Updated | Israel prevented Hugh Lanning, the chairman of Britain’s Palestine Solidarity Campaign (PSC), from entering the country Sunday.
The move was the first public use of a law passed last week that permits the barring of anti-Israel boycott advocates.
In a joint statement, Israel’s Population and Immigration Authority and the Ministry of Public Security said they decided to ban Lanning because of his efforts to propagate the boycott of Israel.
Israeli authorities were set to put Lanning on a flight back to the U.K. on Monday. The joint statement said the PSC was operating against Israel, seeking to delegitimize the country. It also said he had met with top Hamas officials in the Gaza Strip in 2012.
The Israeli embassy in the U.K. said in a statement that Lanning “is associated with the leaders of Hamas, which is designated as a terror group across the European Union; a group whose anti-Semitic charter calls for killing all Jews.” Hamas has fought three wars with Israel since 2008.
The Boycott, Divestment and Sanctions (BDS) movement and the PSC condemned Israel's decision.
"Banning the entry of Hugh Lanning, a U.K. trade union leader and chair of the Palestine Solidarity Campaign, will only give the massive solidarity movement more reasons to escalate BDS campaigning," the BDS movement said in a statement.

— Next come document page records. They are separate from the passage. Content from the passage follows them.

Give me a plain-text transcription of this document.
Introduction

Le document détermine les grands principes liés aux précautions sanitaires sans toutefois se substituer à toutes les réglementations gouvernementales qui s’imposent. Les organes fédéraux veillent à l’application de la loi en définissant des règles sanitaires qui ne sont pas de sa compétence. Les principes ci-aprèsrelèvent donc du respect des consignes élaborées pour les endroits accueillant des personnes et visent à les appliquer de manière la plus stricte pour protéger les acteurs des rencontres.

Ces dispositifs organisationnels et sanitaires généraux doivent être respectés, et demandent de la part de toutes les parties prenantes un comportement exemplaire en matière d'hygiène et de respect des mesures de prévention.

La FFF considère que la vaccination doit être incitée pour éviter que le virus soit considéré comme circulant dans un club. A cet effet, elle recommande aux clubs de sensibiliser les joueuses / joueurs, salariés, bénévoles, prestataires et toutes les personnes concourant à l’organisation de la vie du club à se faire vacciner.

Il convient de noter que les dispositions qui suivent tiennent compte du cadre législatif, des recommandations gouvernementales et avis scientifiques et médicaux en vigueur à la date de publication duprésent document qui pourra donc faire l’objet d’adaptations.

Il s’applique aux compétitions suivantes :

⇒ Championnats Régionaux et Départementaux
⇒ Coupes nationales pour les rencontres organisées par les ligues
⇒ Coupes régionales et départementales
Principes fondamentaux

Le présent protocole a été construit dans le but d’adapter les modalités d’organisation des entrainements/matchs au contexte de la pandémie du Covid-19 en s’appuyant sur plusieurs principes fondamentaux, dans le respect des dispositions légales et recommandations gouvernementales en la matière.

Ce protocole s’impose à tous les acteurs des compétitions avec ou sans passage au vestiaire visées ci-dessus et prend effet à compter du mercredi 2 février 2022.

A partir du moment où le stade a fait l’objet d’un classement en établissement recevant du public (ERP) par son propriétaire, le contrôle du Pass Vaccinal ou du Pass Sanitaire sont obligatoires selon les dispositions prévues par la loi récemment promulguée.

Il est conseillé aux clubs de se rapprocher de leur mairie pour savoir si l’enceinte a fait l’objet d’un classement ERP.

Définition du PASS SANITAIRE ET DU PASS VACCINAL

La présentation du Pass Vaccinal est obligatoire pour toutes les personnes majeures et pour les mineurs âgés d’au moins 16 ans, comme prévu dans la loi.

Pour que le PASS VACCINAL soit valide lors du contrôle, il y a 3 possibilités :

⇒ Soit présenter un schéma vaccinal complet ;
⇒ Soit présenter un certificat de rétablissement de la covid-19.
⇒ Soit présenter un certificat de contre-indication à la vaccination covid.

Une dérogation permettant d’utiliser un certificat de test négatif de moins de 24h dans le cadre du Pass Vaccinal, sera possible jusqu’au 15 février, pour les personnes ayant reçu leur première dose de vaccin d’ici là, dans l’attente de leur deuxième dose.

Ben Jamal, director of the Palestine Solidarity Campaign, demanded that the British government, led by Prime Minister Theresa May, protest the barring of Lanning to its Israeli counterparts.
“Last night, the first victim of this new law was PSC chair Hugh Lanning, who was detained overnight and deported from Israel this morning. We believe that he is now permanently barred from the country," he said in a statement.
"We call upon the British government to make clear to Israel that it is not acceptable for it to ban entry to British citizens whose only crime is to advocate for human rights of the Palestinian people and to protest against policies that violate those rights.”
His ban comes after Israeli lawmakers banned foreign nationals who support the boycott of Israel and its goods last Monday. The law will allow exceptions and will not apply to Israeli citizens or those with permanent residency.
Israeli Public Security Minister Gilad Erdan said the ban was “another step in our struggle against those who seek to delegitimize Israel while hiding behind the language of human rights, and they do it from time to time.”
The BDS movement calls for a boycott of Israel or Israeli goods, including goods made in West Bank or East Jerusalem settlements, which the majority of the international community considers to be illegal under international law.
The campaign advocates applying economic and political pressure on Israel to achieve equal rights for Palestinians in the country and calls for an end to the Israeli occupation of the West Bank and East Jerusalem.
Israel says the campaign is inherently anti-Semitic, and used by activists as another way to target the country. The campaign’s activists deny this allegation, saying they want to see Israel’s military occupation end.
Lanning and Erdan's spokesperson did not respond to Newsweek’s request for comment.
This article has been updated to include the response of the Boycott, Divestment and Sanctions movement and the Palestine Solidarity Campaign.